By 2024, “we’ll be launched in significantly more markets, advertising and subscription monetization will be higher, and the layering of content amortization expense will begin to stabilize. And longer term, our models suggest that the DTC segment will approach margins similar to our current TV media business,” Chopra said.
That’s by far the last word as investors take historic models and try to apply them to the new world.
The ViacomCBS event today started with a plug by Shari Redstone, chair of the ViacomCBS board. “Paramount was already at the core of this vison,” Redstone said, of the move over the past two years to remake a merged Viacom and CBS; they rejoined in December 2020. She said the studio “known for cinematic excellence” was the ideal springboard for streamer Paramount+, launched in March 2021, and the company’s new name, effective this week. (The company says the actual name is Paramount Global but it prefers to be called Paramount, as per the new logo.)
Redstone segued to Tom Cruise in a cameo reminiscing on his first Mission: Impossible film at Paramount nearly four decades ago under then-studio exec Sherry Lansing, calling it “a relationship I am grateful for.”
“Today Chris McQuarrie and I are making the seventh and eighth” films in the franchise, Cruise said, showing clips of footage (that weren’t made widely available) for the films, upcoming in 2023 and 2024, respectively.
The list of executive presentations that followed included Brian Robbins, who added oversight of Paramount to his portfolio last year as studio head Jim Gianopulos exited.
Wall Street and Hollywood both consider streaming essential but have started to fret at the high cost of content needed to feed it amid fierce competition.
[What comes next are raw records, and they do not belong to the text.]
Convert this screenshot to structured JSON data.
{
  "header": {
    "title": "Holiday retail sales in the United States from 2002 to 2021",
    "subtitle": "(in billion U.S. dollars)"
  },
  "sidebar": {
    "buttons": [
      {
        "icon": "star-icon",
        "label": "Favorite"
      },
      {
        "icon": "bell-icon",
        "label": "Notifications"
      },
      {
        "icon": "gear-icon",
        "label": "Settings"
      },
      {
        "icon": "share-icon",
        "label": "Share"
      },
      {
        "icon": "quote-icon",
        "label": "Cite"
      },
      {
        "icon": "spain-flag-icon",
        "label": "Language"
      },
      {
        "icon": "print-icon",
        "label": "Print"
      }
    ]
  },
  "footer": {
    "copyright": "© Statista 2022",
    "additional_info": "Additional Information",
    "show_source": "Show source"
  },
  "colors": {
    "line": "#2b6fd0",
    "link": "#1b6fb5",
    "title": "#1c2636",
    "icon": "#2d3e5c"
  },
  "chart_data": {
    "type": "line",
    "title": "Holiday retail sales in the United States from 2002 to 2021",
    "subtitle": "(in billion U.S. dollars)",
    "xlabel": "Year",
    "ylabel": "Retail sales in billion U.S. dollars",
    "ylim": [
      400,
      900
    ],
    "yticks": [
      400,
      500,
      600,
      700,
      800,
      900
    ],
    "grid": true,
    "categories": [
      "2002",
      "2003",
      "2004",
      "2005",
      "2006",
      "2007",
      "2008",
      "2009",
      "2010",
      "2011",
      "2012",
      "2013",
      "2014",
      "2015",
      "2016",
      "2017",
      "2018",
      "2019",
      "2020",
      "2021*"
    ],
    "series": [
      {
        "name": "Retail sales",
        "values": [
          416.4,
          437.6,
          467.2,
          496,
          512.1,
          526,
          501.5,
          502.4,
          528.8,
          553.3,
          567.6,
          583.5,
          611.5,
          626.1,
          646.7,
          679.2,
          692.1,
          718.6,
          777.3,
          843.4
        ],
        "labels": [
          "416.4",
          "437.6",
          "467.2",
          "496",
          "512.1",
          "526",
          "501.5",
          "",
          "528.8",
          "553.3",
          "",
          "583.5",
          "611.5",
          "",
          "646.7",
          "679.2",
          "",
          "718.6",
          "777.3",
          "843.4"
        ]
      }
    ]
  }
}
Netflix is arguably in pole position and its stock hasn’t recovered from a dip after disappointing subscriber forecasts last month.
ViacomCBS shares are down more than 6% in after-market trading today.
Bottom line: It’s not clear how many stand-alone services the market will ultimately bear. That’s likely to mean more deals.
Last spring, Amazon announced an agreement to buy MGM, and Discovery another to merge with WarnerMedia. Redstone was also said to be eager to shift her company into deal mode, including a touchdown at the Allen & Co. media conference in Sun Valley last summer. But ownership is said to be one sticking point for the family enterprise founded by her father, the late Sumner Redstone. The Redstone holding company National Amusements is ViacomCBS’ controlling shareholder.
Regulatory issues also loom. A merger with Comcast, for instance, would have resulted in dueling sets of broadcast networks that aren’t allowed. ViacomCBS instead has inked separate international streaming partnerships. Today it announced another agreement with Canal+.
But it’s early days and Showtime chief David Nevins (also in today’s lineup) has advocated in the past for a hookup with Starz. That asset is potentially up for sale, along with parent Lionsgate. Independent production shingles with libraries are selling fast and are expensive.
Stock price is also an issue. It was around this time a year ago that ViacomCBS began to climb, topping $100 before plunging more than 60% in March. The drop may have been linked to Archegos Capital Management, a family office led by hedge fund veteran Bill Hwang, which failed to meet margin calls forcing liquidation of large chunks of its holdings – including of ViacomCBS.